# Tom Rapid's pro RP3 .... Thoughts?



## Nickz (Apr 27, 2011)

So ive decided to upgrade my tank soon and was looking into Canister filter options.If you guys got any filters you recommend just shout them out.
I dont know what filter to really look at or decide on please help me out.
This will be a FW set up

1.Tom's Rapids pro RP3 (apparently comes with a 700gph pump)
- $219.39 (free shipping)


----------



## laurahmm (Apr 1, 2010)

I love ehiem's. They are well made and last years. I still have one that I bought 10 years ago and it's still working.

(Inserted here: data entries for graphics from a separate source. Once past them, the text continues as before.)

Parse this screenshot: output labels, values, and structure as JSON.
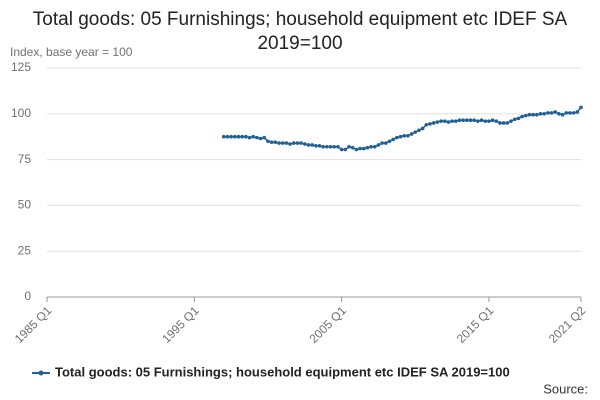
{
  "chart_data": {
    "type": "line",
    "title": "Total goods: 05 Furnishings; household equipment etc IDEF SA 2019=100",
    "y_label": "Index, base year = 100",
    "source": "Source:",
    "categories": [
      "1985 Q1",
      null,
      null,
      null,
      null,
      null,
      null,
      null,
      null,
      null,
      null,
      null,
      null,
      null,
      null,
      null,
      null,
      null,
      null,
      null,
      null,
      null,
      null,
      null,
      null,
      null,
      null,
      null,
      null,
      null,
      null,
      null,
      null,
      null,
      null,
      null,
      null,
      null,
      null,
      null,
      "1995 Q1",
      null,
      null,
      null,
      null,
      null,
      null,
      null,
      null,
      null,
      null,
      null,
      null,
      null,
      null,
      null,
      null,
      null,
      null,
      null,
      null,
      null,
      null,
      null,
      null,
      null,
      null,
      null,
      null,
      null,
      null,
      null,
      null,
      null,
      null,
      null,
      null,
      null,
      null,
      null,
      "2005 Q1",
      null,
      null,
      null,
      null,
      null,
      null,
      null,
      null,
      null,
      null,
      null,
      null,
      null,
      null,
      null,
      null,
      null,
      null,
      null,
      null,
      null,
      null,
      null,
      null,
      null,
      null,
      null,
      null,
      null,
      null,
      null,
      null,
      null,
      null,
      null,
      null,
      null,
      null,
      null,
      "2015 Q1",
      null,
      null,
      null,
      null,
      null,
      null,
      null,
      null,
      null,
      null,
      null,
      null,
      null,
      null,
      null,
      null,
      null,
      null,
      null,
      null,
      null,
      null,
      null,
      null,
      "2021 Q2"
    ],
    "series": [
      {
        "name": "Total goods: 05 Furnishings; household equipment etc IDEF SA 2019=100",
        "color": "#206095",
        "values": [
          null,
          null,
          null,
          null,
          null,
          null,
          null,
          null,
          null,
          null,
          null,
          null,
          null,
          null,
          null,
          null,
          null,
          null,
          null,
          null,
          null,
          null,
          null,
          null,
          null,
          null,
          null,
          null,
          null,
          null,
          null,
          null,
          null,
          null,
          null,
          null,
          null,
          null,
          null,
          null,
          null,
          null,
          null,
          null,
          null,
          null,
          null,
          null,
          87.5,
          87.5,
          87.5,
          87.5,
          87.5,
          87.5,
          87.5,
          87,
          87.5,
          87,
          86.5,
          87,
          85,
          84.5,
          84.5,
          84,
          84,
          84,
          83.5,
          84,
          84,
          84,
          83.5,
          83,
          83,
          82.5,
          82.5,
          82,
          82,
          82,
          82,
          82,
          80.5,
          80.5,
          82,
          81.5,
          80.5,
          81,
          81,
          81.5,
          82,
          82,
          83,
          84,
          84,
          85,
          86,
          87,
          87.5,
          88,
          88,
          89,
          90,
          91,
          92,
          94,
          94.5,
          95,
          95.5,
          96,
          96,
          95.5,
          96,
          96,
          96.5,
          96.5,
          96.5,
          96.5,
          96.5,
          96,
          96.5,
          96,
          96,
          96.5,
          96,
          95,
          95,
          95,
          96,
          97,
          97.5,
          98.5,
          99,
          99.5,
          99.5,
          99.5,
          100,
          100,
          100.5,
          100.5,
          101,
          100,
          99.5,
          100.5,
          100.5,
          100.5,
          101,
          103.5
        ]
      }
    ],
    "ylim": [
      0,
      125
    ],
    "yticks": [
      0,
      25,
      50,
      75,
      100,
      125
    ],
    "grid": true
  }
}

The standard ones are ehiem 2213, 2215 and 2217 depending on the size of your tank.


----------



## george (Apr 11, 2009)

I second on eheim. They are quiet too.


----------



## default (May 28, 2011)

eheims FTW. although every filter is made differently, never expect a eheim to be what some people hype it up to be. its not dead silent. you get noise, however in a cabinet with surrounding noise you wont even know its on. i was researching my first canister a while back as well. looked at all the brands, asked some people, everything turned up mixed reviews. toms, rena, fluval, marineland. etc.etc. was gonna stick to a sump design, but everyone liked the eheims, so i ended up getting a 2213 and 2215, and loving it. i encourage you invest the money in a trusty eheim.
-good luck!


----------



## Roberacer1 (Aug 21, 2010)

*canisters*

I've had experience with all of the majors. All in all I have found the Eheims to be best. The balast on one of my tanks makes more noise than the filter after it has worked the air out of it. That and the water is just filtered better over all.


----------



## 1nvad3r (Jan 12, 2010)

EHEIM all the way


----------



## bigfishy (Jun 19, 2009)

Eheim is alright, but I hate the design of 2215 and 2217, because they don't have the basket and it's a hassle to clean 

The Eheim pro 3 / e series are good, but it is very expensive

The filter that I like the most is Filstar Rena, because they are quiet, easy to maintain and affordable pricing


----------



## Lee_D (Jun 11, 2010)

I also like the Rena. They tend to have an airleak when you first set them up but it clears after a couple of days. I like the baskets and ease of use.

Lee


----------